Another reason to avoid doing the WHW in mid-summer is that there are likely to be tiny flying beasties, known as midges, pestering you every step of the way. Midges are common on the West Highland Way and are unpleasant to have to deal with. Crowds of them will descend on anyone within range and they are particularly bad near lochs and rivers. You can ward them off to some extent by using a midge repellent, such as this or keep them at bay by covering exposed skin, such as your head with one of these midge nets.
West Highland Way highlights
In between the midges and the hard graft, you might be wondering if the West Highland Way is worth it?
Everyone has their own opinion, obviously, but everyone that I saw at the finish line in Fort William (and there were quite a few) had a big smile on their faces. And there were plenty of smiles throughout the hike too. The WHW is a big challenge and you’ll feel a massive sense of achievement once you complete it. Will you do it more than once? Maybe. Will it inspire you to go on and do more adventures like this? Probably!

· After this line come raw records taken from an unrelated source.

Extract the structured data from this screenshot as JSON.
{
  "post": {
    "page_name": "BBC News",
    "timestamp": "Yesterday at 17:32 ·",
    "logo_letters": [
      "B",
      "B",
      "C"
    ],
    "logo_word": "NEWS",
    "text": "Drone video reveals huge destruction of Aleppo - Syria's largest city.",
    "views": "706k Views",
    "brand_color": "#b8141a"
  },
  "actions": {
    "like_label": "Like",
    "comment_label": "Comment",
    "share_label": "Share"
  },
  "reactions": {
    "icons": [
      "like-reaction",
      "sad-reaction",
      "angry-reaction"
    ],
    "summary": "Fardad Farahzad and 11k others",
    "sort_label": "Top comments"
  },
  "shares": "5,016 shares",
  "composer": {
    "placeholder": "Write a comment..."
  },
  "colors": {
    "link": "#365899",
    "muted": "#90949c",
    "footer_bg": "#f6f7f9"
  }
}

In my view, the West Highland Way is an absolute must-do. It’s a hike that takes in some iconic scenery from the wild beauty of Glencoe to the snow-clad summit of Ben Nevis and the Nevis range.
It’s also a fantastic experience to start a hike on a stretch of pedestrianised street in a town just outside the biggest city in Scotland, then head north and finish in a town that is firmly in the heart of the Scottish Highlands.
Whatever way you decide to tackle the route, whether on foot (hurray!) or on a bike (beware!) it will be a journey that will stay in your memory for a lifetime.
p.s. make sure to say ‘Hello’ to the statue at the Fort William end of the route when you finish. The statue’s name? The “Man With Sore Feet”.